Abdominal imaging (CTAP will be required for definitive diagnosis) – USS is most practical in ED – shows free fluid in the abdomen

Urine pregnancy test - negative


Provide analgesia in accordance with pain ladder

Unlikely to want to eat… but patient should be kept NBM

Post-ABCDE Actions

Can you confirm a diagnosis?

What will you do now?

  1. Re-assess the patient regularly (Now SpO2 95%, BP 93/64, HR 112, GCS 13/15)
  2. NEWS, GCS, lactate and urine output checked at least hourly
  3. Discuss with ITU/critical care for admission
  4. Discuss with general surgery for urgent review

Handover using SBAR technique

  1. “Hello my name is X, I am calling from ED resus at Leicester Royal Infirmary.
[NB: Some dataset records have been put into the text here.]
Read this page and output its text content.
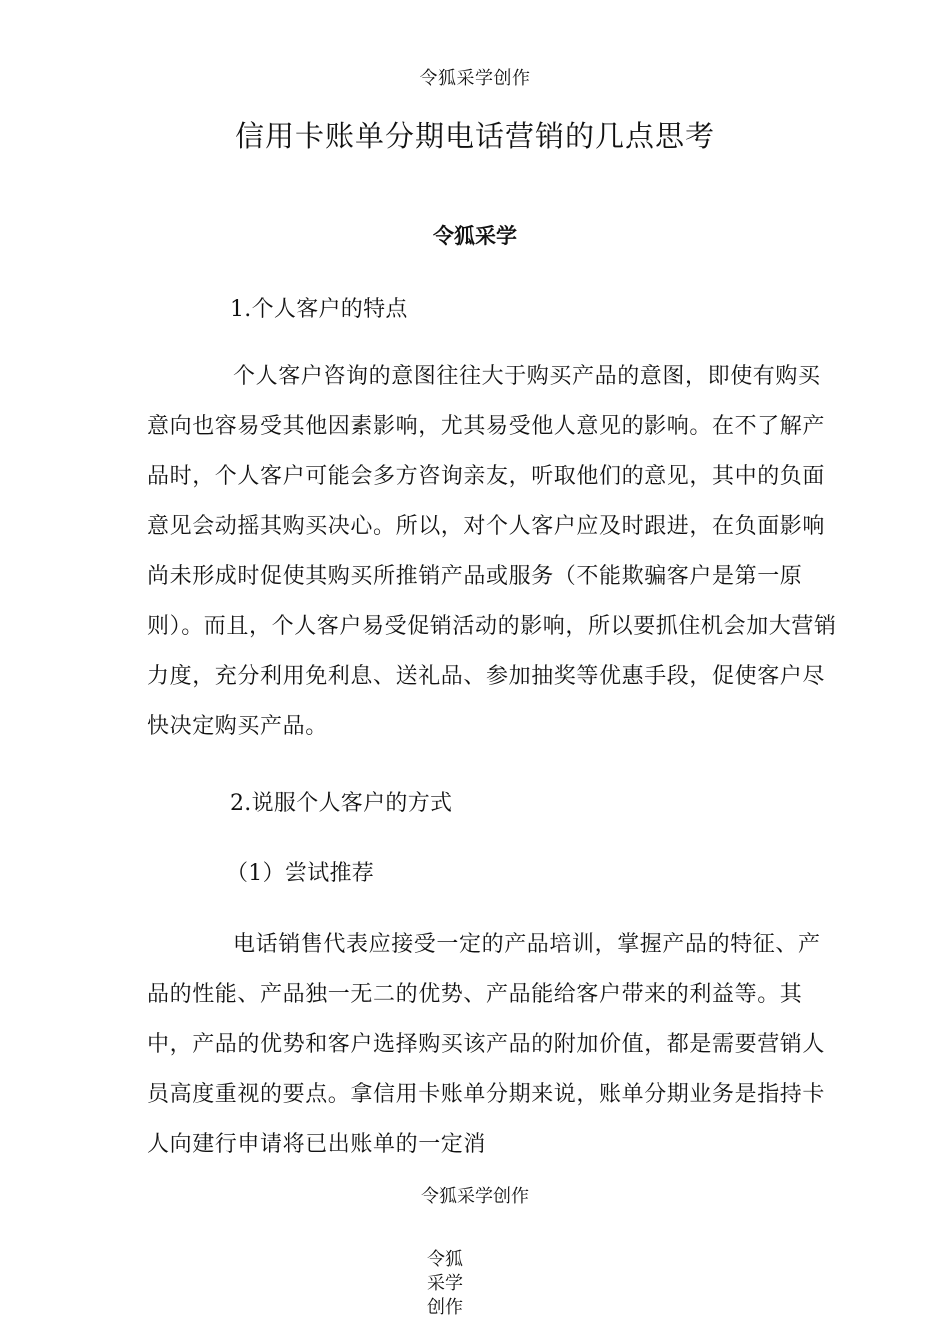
令狐采学创作
信用卡账单分期电话营销的几点思考
令狐采学
1.个人客户的特点

个人客户咨询的意图往往大于购买产品的意图，即使有购买意向也容易受其他因素影响，尤其易受他人意见的影响。在不了解产品时，个人客户可能会多方咨询亲友，听取他们的意见，其中的负面意见会动摇其购买决心。所以，对个人客户应及时跟进，在负面影响尚未形成时促使其购买所推销产品或服务（不能欺骗客户是第一原则）。而且，个人客户易受促销活动的影响，所以要抓住机会加大营销力度，充分利用免利息、送礼品、参加抽奖等优惠手段，促使客户尽快决定购买产品。

2.说服个人客户的方式
（1）尝试推荐

电话销售代表应接受一定的产品培训，掌握产品的特征、产品的性能、产品独一无二的优势、产品能给客户带来的利益等。其中，产品的优势和客户选择购买该产品的附加价值，都是需要营销人员高度重视的要点。拿信用卡账单分期来说，账单分期业务是指持卡人向建行申请将已出账单的一定消

令狐采学创作
令狐
采学
创作
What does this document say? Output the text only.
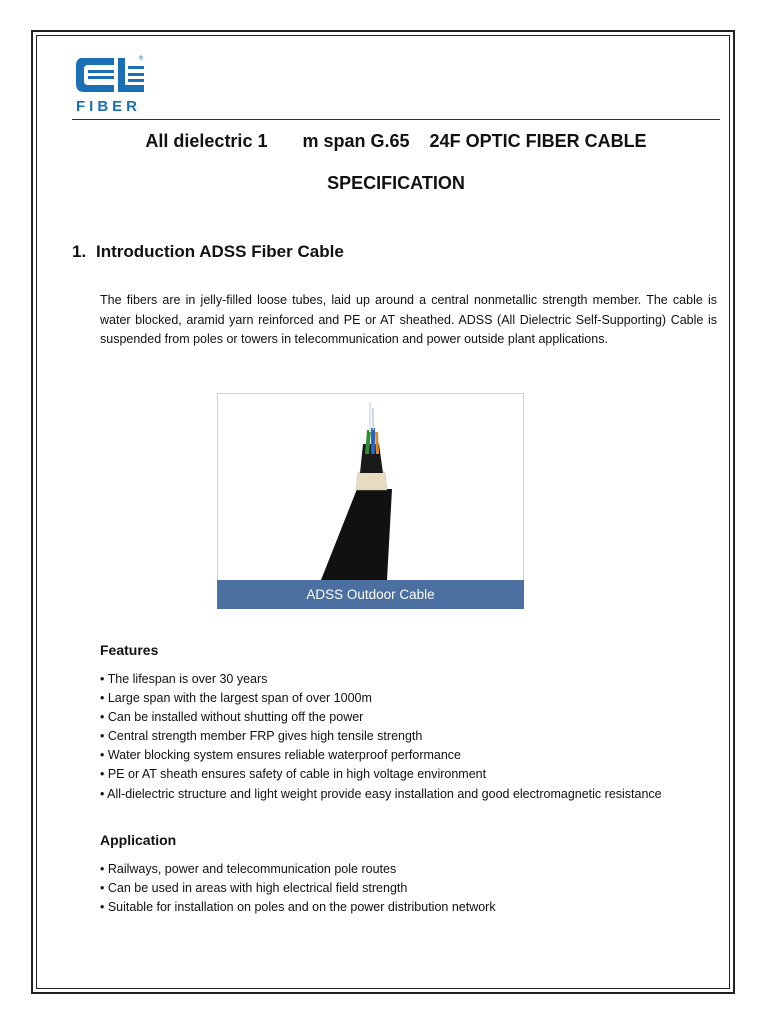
®
FIBER
All dielectric 1 m span G.65 24F OPTIC FIBER CABLE
SPECIFICATION
1. Introduction ADSS Fiber Cable

The fibers are in jelly-filled loose tubes, laid up around a central nonmetallic strength member. The cable is water blocked, aramid yarn reinforced and PE or AT sheathed. ADSS (All Dielectric Self-Supporting) Cable is suspended from poles or towers in telecommunication and power outside plant applications.

ADSS Outdoor Cable
Features
• The lifespan is over 30 years
• Large span with the largest span of over 1000m
• Can be installed without shutting off the power
• Central strength member FRP gives high tensile strength
• Water blocking system ensures reliable waterproof performance
• PE or AT sheath ensures safety of cable in high voltage environment
• All-dielectric structure and light weight provide easy installation and good electromagnetic resistance
Application
• Railways, power and telecommunication pole routes
• Can be used in areas with high electrical field strength
• Suitable for installation on poles and on the power distribution network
I have a patient, Kimura Sung, who is being treated for abdominal sepsis that needs to be seen by general surgery.
  2. The patient is a 68-year-old female admitted with severe generalised abdominal pain, PR bleeding and a high fever. She has a background of well-controlled type 2 diabetes.
  3. On admission, she was lethargic, hypotensive at 86/51 and had a fever of 38.9 – with peritonitic signs. She has not passed urine in the last 24 hours. CXR showed pneumoperitoneum. I’ve started the red flag sepsis care bundle with IV meropenem. Lactate is 4.1, infection markers are significantly raised. She is responding to fluid resuscitation, her last BP was 93/64. ITU have accepted her for admission. She is booked for a CTAP this evening.
  4. Can I please arrange for you to see her for an urgent surgical review.”